Se ricordiamo oggi quei fatti, terminati con l’espulsione degli ecuadoriani, decretando la preminenza del rispetto della legge voluto dal Dipartimento delle istituzioni rispetto alla prassi (e alle convenzioni internazionali) preferite dal dipartimento responsabile della scuola, è perché qualcosa di simile sta ripetendosi su un altro fronte. Quello della sanità, in seguito alla circolare inviata dall’Ente ospedaliero ai nosocomi cantonali, con la quale si invitano i medici a segnalare alle Guardie di confine e alla polizia (con cognome, nome, data di nascita...) chi si reca all’ospedale se fa parte di determinate categorie di persone. Quali? Beh, ancora una volta quelle prive di documenti, ‘presumibili’ richiedenti l’asilo, stranieri in transito o persone ‘sospette’ che si recano al Pronto soccorso, così da poter – continua la missiva – effettuare le verifiche/identificazione del caso, valutarne la situazione e assicurarne la corretta presa a carico/procedura’. Più chiari di così! La richiesta, formulata questa volta da un ente del Dipartimento della sanità e della socialità, ha già sollevato numerose reazioni critiche da parte dei medici e di alcune strutture sanitarie protetti dal segreto professionale a tutela dei pazienti sancito dalle leggi. Tanto che il deputato Matteo Quadranti si è chiesto in un’interrogazione se non si tratti di istigazione alla violazione del segreto medico indirizzata al personale medico e sanitario.
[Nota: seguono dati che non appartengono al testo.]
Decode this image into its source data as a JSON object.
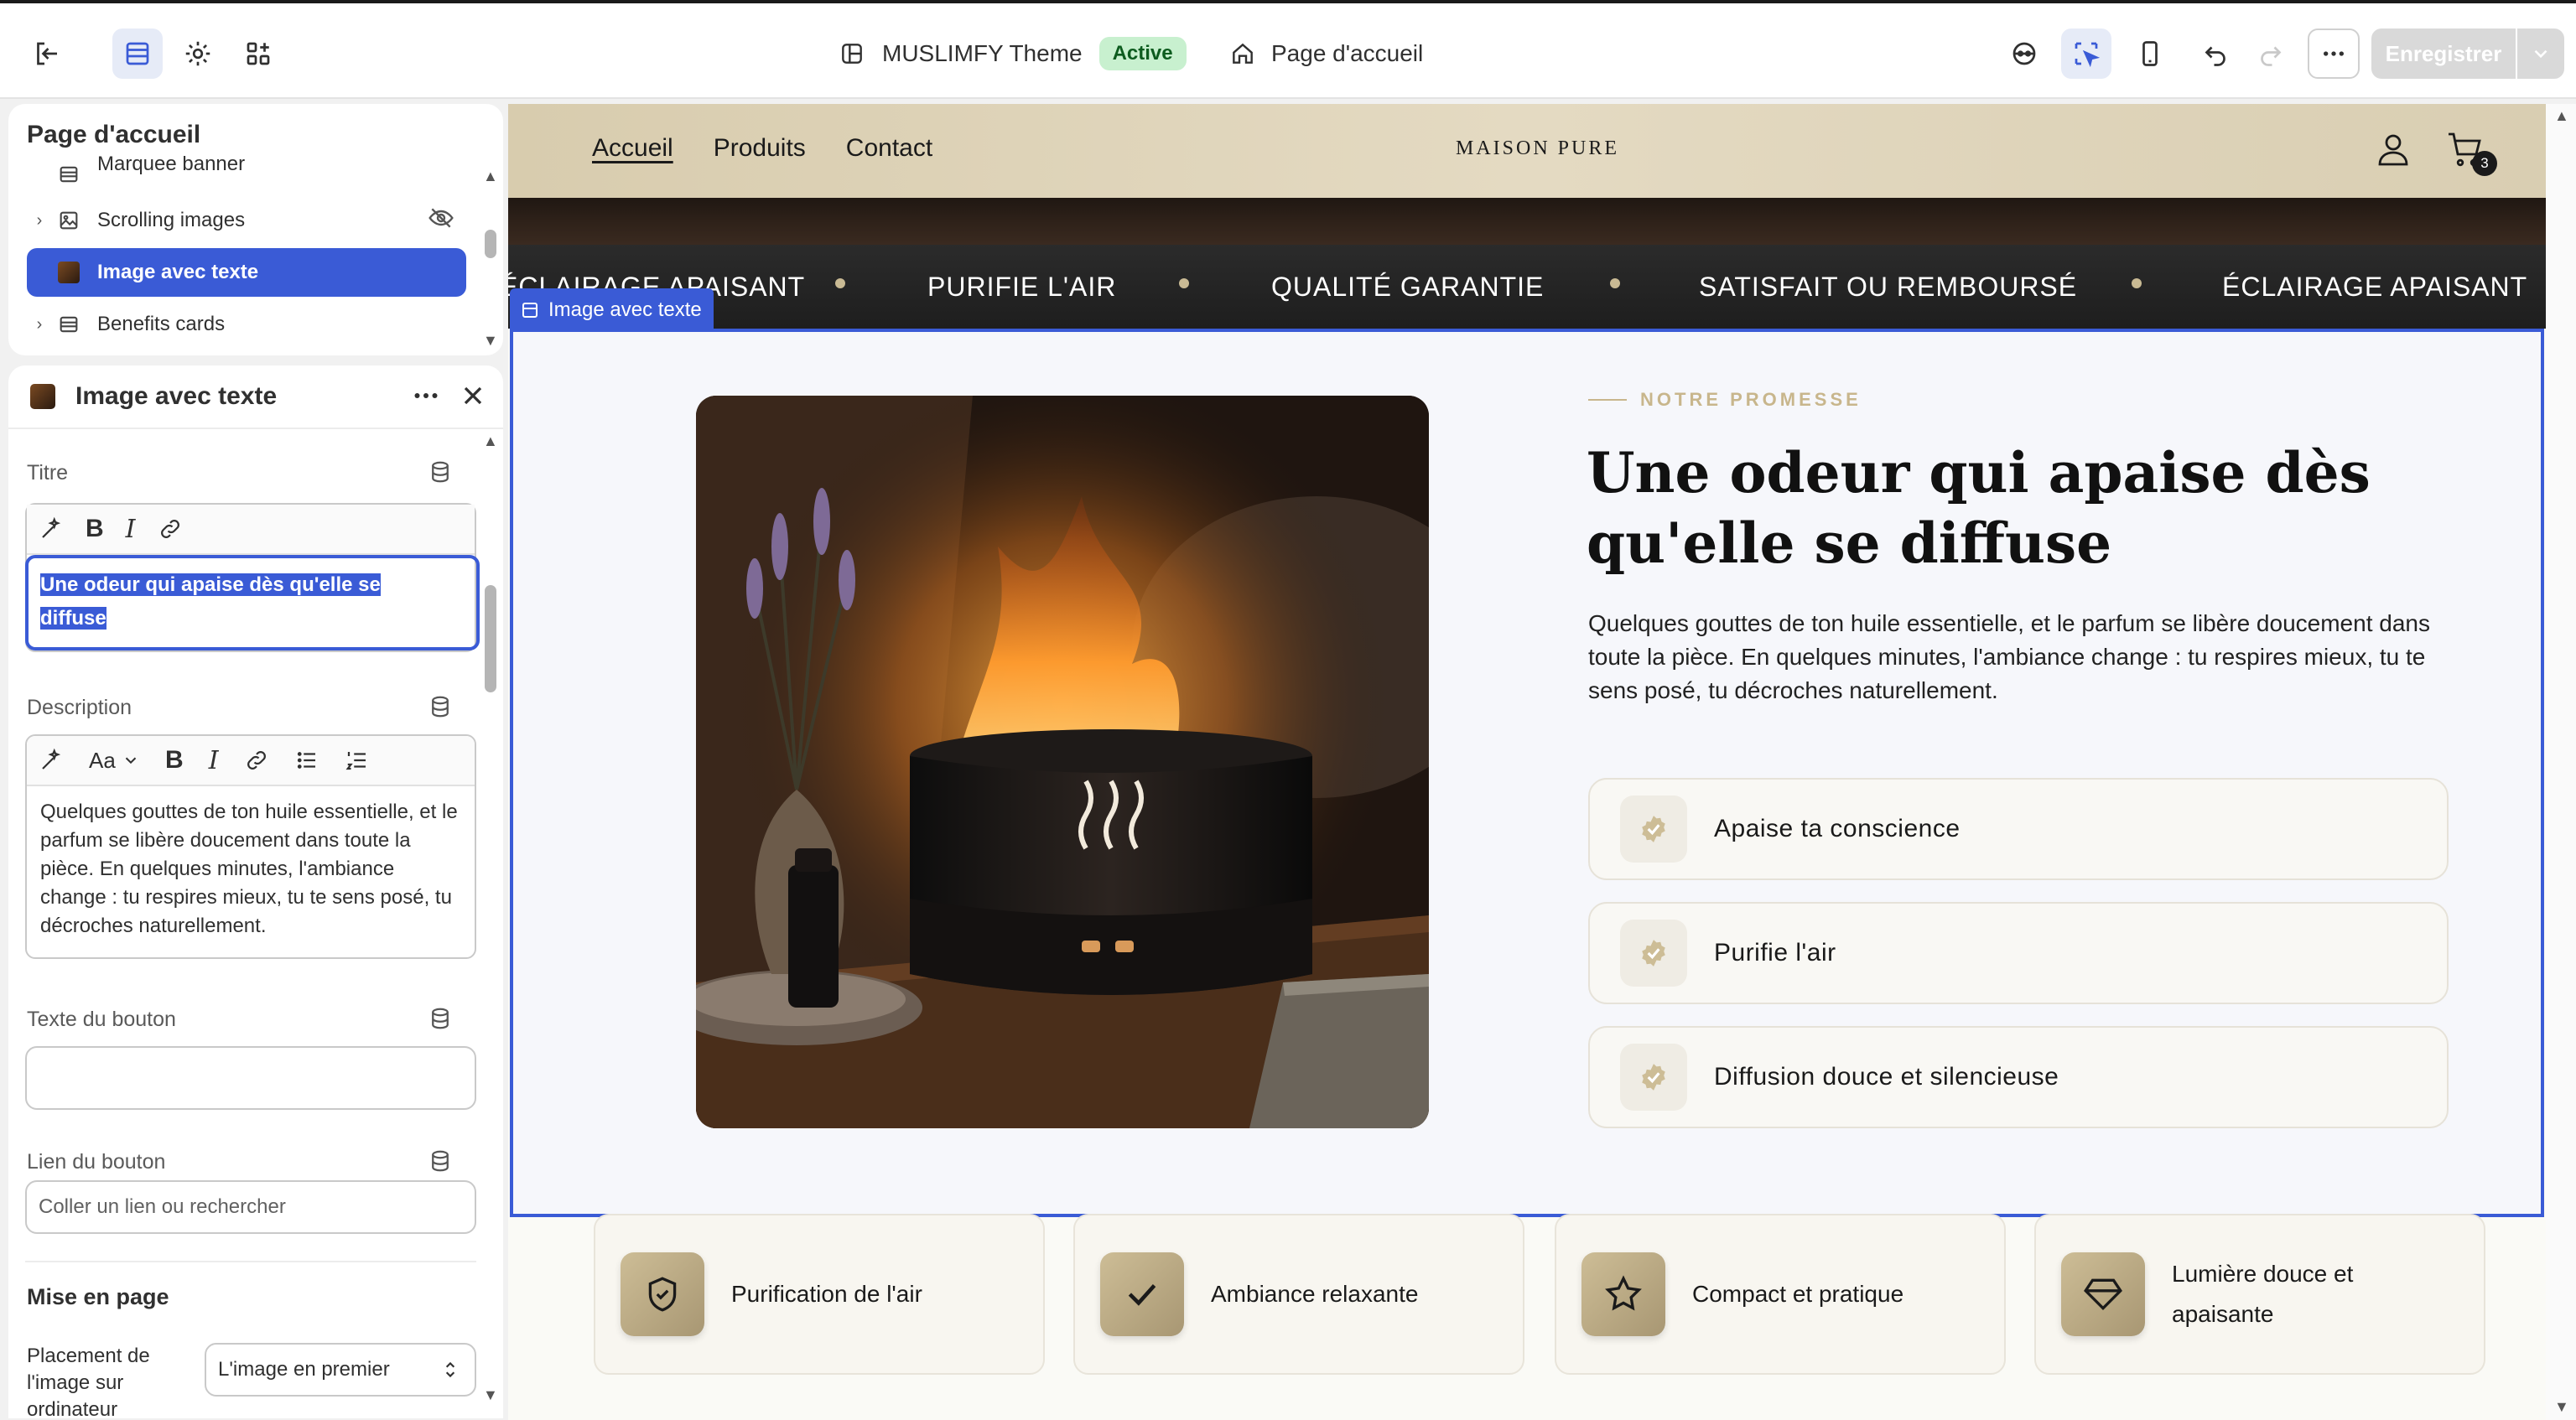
{
  "topbar": {
    "theme_name": "MUSLIMFY Theme",
    "theme_status": "Active",
    "page_name": "Page d'accueil",
    "save_label": "Enregistrer"
  },
  "sections_panel": {
    "title": "Page d'accueil",
    "items": [
      {
        "label": "Marquee banner"
      },
      {
        "label": "Scrolling images"
      },
      {
        "label": "Image avec texte"
      },
      {
        "label": "Benefits cards"
      }
    ]
  },
  "settings_panel": {
    "title": "Image avec texte",
    "title_label": "Titre",
    "title_value": "Une odeur qui apaise dès qu'elle se diffuse",
    "title_line1": "Une odeur qui apaise dès qu'elle se",
    "title_line2": "diffuse",
    "description_label": "Description",
    "description_value": "Quelques gouttes de ton huile essentielle, et le parfum se libère doucement dans toute la pièce. En quelques minutes, l'ambiance change : tu respires mieux, tu te sens posé, tu décroches naturellement.",
    "button_text_label": "Texte du bouton",
    "button_text_value": "",
    "button_link_label": "Lien du bouton",
    "button_link_placeholder": "Coller un lien ou rechercher",
    "layout_heading": "Mise en page",
    "placement_label": "Placement de l'image sur ordinateur",
    "placement_value": "L'image en premier"
  },
  "storefront": {
    "nav": [
      "Accueil",
      "Produits",
      "Contact"
    ],
    "brand": "MAISON PURE",
    "cart_count": "3",
    "marquee": [
      "ÉCLAIRAGE APAISANT",
      "PURIFIE L'AIR",
      "QUALITÉ GARANTIE",
      "SATISFAIT OU REMBOURSÉ",
      "ÉCLAIRAGE APAISANT"
    ],
    "section_tag": "Image avec texte",
    "eyebrow": "NOTRE PROMESSE",
    "heading": "Une odeur qui apaise dès qu'elle se diffuse",
    "description": "Quelques gouttes de ton huile essentielle, et le parfum se libère doucement dans toute la pièce. En quelques minutes, l'ambiance change : tu respires mieux, tu te sens posé, tu décroches naturellement.",
    "benefits": [
      "Apaise ta conscience",
      "Purifie l'air",
      "Diffusion douce et silencieuse"
    ],
    "cards": [
      {
        "label": "Purification de l'air",
        "icon": "shield-check-icon"
      },
      {
        "label": "Ambiance relaxante",
        "icon": "checkmark-icon"
      },
      {
        "label": "Compact et pratique",
        "icon": "star-icon"
      },
      {
        "label": "Lumière douce et apaisante",
        "icon": "diamond-icon"
      }
    ]
  },
  "colors": {
    "accent": "#3a5bd6",
    "gold": "#c8b68c",
    "status_green": "#c8f0cf"
  }
}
In ogni caso, la richiesta dell’Ente è rivelatrice di un ulteriore giro di vite nei confronti di chi non ha diritti, nell’esercizio di un diritto ancora una volta fondamentale che è quello dell’accesso alle cure. Così va il mondo? Se lo vogliamo, se non lo vogliamo no. Questione di scelta: ‘Etica first’, potremmo dire parafrasando lo stile di uno Oltreoceano che a dire il vero la considera piuttosto secondaria!